Le tribunal de commerce de Pontoise, dans un jugement réputé contradictoire du 16 janvier 2026, a condamné une société locataire et sa caution au paiement de loyers impayés. Une société de location longue durée avait assigné sa cocontractante et la caution personnelle de cette dernière pour obtenir le paiement de factures. La question de droit portait sur le caractère certain et exigible de la créance et sur l’étendue de l’engagement de la caution. Le tribunal a fait droit partiellement aux demandes du bailleur en retenant le principe de la force obligatoire des contrats.

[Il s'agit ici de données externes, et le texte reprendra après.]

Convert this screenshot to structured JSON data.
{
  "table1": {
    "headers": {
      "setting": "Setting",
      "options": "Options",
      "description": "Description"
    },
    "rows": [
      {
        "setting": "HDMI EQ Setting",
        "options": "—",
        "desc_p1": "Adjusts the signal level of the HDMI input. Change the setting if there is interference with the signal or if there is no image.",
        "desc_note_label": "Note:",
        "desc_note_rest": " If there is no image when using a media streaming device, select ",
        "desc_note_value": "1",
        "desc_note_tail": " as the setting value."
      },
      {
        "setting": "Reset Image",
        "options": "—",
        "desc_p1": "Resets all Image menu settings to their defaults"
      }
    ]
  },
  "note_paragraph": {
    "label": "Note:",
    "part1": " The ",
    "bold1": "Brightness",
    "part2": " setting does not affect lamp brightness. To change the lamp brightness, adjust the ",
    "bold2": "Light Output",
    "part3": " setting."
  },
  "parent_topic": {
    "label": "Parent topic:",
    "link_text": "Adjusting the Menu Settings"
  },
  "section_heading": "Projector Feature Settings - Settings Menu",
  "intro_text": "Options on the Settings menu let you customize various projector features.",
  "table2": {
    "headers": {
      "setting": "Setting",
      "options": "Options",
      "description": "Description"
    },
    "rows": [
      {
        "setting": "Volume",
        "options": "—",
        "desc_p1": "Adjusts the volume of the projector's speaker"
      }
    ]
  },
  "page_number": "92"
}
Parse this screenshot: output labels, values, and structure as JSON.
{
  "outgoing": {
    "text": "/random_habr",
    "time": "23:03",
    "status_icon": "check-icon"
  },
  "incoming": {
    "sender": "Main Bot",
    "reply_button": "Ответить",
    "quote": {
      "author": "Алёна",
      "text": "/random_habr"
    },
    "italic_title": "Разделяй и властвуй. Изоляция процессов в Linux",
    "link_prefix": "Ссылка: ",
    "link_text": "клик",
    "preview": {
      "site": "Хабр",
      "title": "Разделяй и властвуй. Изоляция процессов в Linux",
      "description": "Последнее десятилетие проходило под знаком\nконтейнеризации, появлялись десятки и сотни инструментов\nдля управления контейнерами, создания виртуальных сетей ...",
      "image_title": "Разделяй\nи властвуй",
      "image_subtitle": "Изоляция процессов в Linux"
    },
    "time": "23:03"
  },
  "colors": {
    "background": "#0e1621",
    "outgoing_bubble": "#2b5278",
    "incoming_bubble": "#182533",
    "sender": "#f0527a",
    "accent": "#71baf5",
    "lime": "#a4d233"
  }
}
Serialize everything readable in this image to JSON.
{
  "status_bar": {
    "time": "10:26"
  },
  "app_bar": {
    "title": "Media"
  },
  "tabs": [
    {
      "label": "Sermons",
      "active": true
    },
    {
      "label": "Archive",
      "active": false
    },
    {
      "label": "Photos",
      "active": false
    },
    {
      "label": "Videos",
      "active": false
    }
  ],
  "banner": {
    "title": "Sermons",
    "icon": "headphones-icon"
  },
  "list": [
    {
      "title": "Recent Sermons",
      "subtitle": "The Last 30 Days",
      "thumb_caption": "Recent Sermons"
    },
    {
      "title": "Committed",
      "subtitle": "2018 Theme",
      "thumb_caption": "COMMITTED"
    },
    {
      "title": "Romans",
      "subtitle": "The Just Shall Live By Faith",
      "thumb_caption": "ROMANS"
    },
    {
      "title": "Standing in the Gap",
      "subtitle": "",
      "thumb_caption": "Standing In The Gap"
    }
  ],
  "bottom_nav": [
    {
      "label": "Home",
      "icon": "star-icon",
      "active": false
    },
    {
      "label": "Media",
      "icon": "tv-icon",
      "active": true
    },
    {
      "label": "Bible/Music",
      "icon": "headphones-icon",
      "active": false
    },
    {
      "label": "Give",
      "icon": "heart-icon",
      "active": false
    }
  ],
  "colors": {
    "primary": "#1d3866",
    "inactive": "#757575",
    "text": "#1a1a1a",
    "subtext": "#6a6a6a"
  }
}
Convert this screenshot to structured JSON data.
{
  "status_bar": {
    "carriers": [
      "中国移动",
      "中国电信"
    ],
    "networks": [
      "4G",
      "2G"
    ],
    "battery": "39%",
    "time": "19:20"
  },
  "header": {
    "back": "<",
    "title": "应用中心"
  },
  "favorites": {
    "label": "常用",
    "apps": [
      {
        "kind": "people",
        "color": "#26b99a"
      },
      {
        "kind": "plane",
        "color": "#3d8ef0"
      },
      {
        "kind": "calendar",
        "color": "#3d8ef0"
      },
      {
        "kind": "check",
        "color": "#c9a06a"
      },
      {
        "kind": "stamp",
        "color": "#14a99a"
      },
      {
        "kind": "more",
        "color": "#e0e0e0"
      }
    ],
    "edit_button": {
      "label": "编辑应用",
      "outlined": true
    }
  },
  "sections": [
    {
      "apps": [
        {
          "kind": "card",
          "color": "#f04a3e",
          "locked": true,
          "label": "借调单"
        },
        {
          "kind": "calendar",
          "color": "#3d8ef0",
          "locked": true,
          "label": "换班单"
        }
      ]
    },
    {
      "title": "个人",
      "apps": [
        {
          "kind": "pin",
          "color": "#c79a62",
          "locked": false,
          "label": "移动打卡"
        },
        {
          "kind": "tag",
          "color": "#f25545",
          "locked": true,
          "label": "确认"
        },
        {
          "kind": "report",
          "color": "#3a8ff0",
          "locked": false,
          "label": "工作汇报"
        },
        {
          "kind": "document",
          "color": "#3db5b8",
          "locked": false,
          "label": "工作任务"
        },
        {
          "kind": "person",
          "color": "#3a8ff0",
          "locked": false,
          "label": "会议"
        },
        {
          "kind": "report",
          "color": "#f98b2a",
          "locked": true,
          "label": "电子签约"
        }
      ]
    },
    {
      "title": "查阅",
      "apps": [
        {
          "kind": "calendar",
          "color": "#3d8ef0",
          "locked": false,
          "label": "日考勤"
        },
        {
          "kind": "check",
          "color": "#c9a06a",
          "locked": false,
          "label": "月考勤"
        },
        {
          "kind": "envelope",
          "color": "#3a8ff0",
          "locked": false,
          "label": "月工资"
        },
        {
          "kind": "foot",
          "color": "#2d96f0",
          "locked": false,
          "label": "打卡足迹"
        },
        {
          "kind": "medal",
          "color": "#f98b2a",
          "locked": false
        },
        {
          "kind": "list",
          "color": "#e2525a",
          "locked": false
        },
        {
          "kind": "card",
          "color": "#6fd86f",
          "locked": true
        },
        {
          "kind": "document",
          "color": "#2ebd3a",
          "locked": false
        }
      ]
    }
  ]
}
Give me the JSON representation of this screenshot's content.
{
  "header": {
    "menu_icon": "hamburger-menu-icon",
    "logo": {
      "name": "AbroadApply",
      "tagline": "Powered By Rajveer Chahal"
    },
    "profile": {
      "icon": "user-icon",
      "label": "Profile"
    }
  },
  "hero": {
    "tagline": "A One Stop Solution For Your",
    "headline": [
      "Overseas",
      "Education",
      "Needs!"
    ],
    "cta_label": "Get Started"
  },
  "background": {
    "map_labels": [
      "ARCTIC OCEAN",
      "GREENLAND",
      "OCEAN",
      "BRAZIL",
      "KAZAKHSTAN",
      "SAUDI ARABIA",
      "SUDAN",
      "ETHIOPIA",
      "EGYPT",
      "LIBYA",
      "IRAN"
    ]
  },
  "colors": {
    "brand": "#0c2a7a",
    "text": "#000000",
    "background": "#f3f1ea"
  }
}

I. La consécration de la force obligatoire des contrats de location

Le tribunal a appliqué la règle selon laquelle les conventions légalement formées tiennent lieu de loi à leurs parties. Il a relevé que la société locataire n’avait pas contesté les sept contrats de location ni les factures impayées produites. Le juge a ainsi retenu que la créance présentait un caractère certain, liquide et exigible.

La valeur de cette solution est de rappeler l’effet contraignant des stipulations contractuelles en matière de paiement. Le tribunal se fonde sur l’absence de comparution du débiteur pour considérer les preuves du créancier comme suffisantes. La portée de cette décision est de sécuriser le crédit-bailleur face à un débiteur défaillant qui ne comparaît pas.

II. La mise en œuvre de l’engagement de caution solidaire

Le tribunal a retenu que la caution s’était engagée pour trois contrats distincts et que le débiteur principal était défaillant. Il a constaté que le cumul des impayés sur ces contrats excédait le montant maximal garanti de 4 000 euros. La condamnation de la caution a donc été prononcée à hauteur de ce plafond contractuel.

Cette solution illustre l’application classique de l’article 2288 du code civil sur le cautionnement. Le tribunal vérifie l’existence d’un engagement valable et la défaillance du débiteur principal avant de condamner la caution. La portée de ce jugement est de rappeler que la caution solidaire ne peut être poursuivie que dans la limite de son engagement.

Source : Cour de cassation – Base Open Data « Judilibre » & « Légifrance ».